Cut off from their shiny train station by that menace of a landmark roundabout, the Panmure shops seem shabby and forgotten. Around the corner, however, Panmure Library offers a dramatic entrance.

The anxious doorway wants to make an impression, like a rock opera diva fallen on hard times. When Governor-General Sir Paul Reeves declared it open in 1989, the whole concrete pile was a tasteful cream. Now, with headache-inducing intensity, the entrance mismatches chartreuse green and rusty red, graffiti adorns the Nau Mai Haere Mai sign and plywood covers cracked glass.

A senior on rollerblades glided smoothly through the smoothly gliding automatic doors. I followed him inside and was surprised to find myself in a cavern so "yuge" and empty that it has echoing museum acoustics.

Seriously, where are the books? There's a piano, a three-tier conversation pit/ giant bullseye target, and enough floor space for a whole rollerblading dance troupe to perform Starlight Express. But few tomes.


Many libraries are bright and airy: Onehunga, Mangere East, and Takapuna. Others are coddling cocoons that turn your face away from the garish light of day: Epsom, the other two Mangeres. Panmure joins this Phantom of the Opera crew - the small skylights soar two storeys above the story books.

Several Rummikub players discussed the illegality of mailing birthday cash to grandchildren ("the post office can see it, even if you put it in with tin foil."). They swap theories on why it's easier to swat flies in the evening: "their wings are a bit damp" vs "they've had a busy day".

A short bike ride due north, in Glen Innes Library, a woman chats loudly about boosting immunity: "we're having liver for breakfast, we're having bone broth - the only thing we haven't got is raw dairy."

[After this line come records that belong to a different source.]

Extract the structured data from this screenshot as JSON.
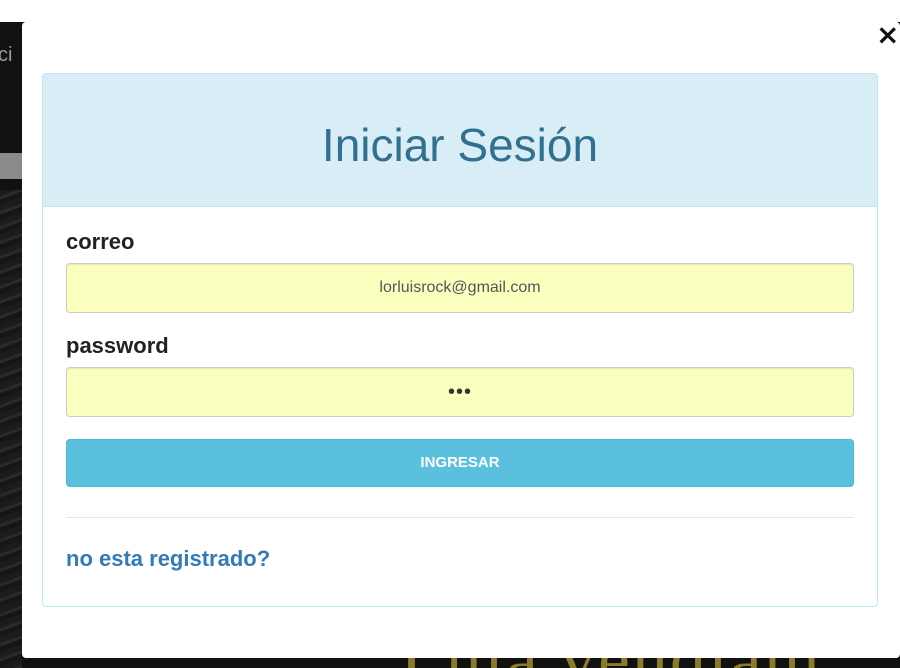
{
  "backdrop": {
    "left_letters": "ci",
    "bottom_text": "Lula vendiam"
  },
  "modal": {
    "close_glyph": "×",
    "close_icon": "close-icon",
    "title": "Iniciar Sesión",
    "fields": {
      "email": {
        "label": "correo",
        "value": "lorluisrock@gmail.com"
      },
      "password": {
        "label": "password",
        "value": "•••"
      }
    },
    "submit_label": "INGRESAR",
    "register_link": "no esta registrado?"
  },
  "colors": {
    "heading_bg": "#d9edf7",
    "heading_text": "#31708f",
    "button_bg": "#5bc0de",
    "input_autofill_bg": "#faffbd",
    "link": "#337ab7"
  }
}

Some teenagers grapple with physics: "What is the effect on heat absorption if the volume of the container is increased?" One replies by singing The Exponents' Why Does Love Do This To Me?: "I don't kno-oo-ow ... " Nice to hear the canon during New Zealand music month.

Glen Innes Library's pebble-dash exterior isn't shown to best advantage next to the amazing polished-wood geometric-gem sculpture of Te Oro youth performance centre. But it's one of the bright and airy libraries, pleasant and nicely laid out. Hopefully, it's some comfort to the local community, literally unsettled by years of housing evictions.

Outside, someone is having a cigarette, discussing how to get rid of pop-up ads on the internet. The library computers are important: in 2013, only six in 10 Glen Innes households had access to the internet, and the unemployment rate was almost twice that of Auckland overall.

A friendly librarian explains CVs to a visitor: "it's a sales pitch. You're competing with others in the job market." Gawd, how depressing.

To escape, I find a Ngaio Marsh: Died in the Wool - yes, somebody is actually found dead in a wool bale. Macabre bad puns beat late capitalist insecurity any day. Don't cry for me, Bill and Paula.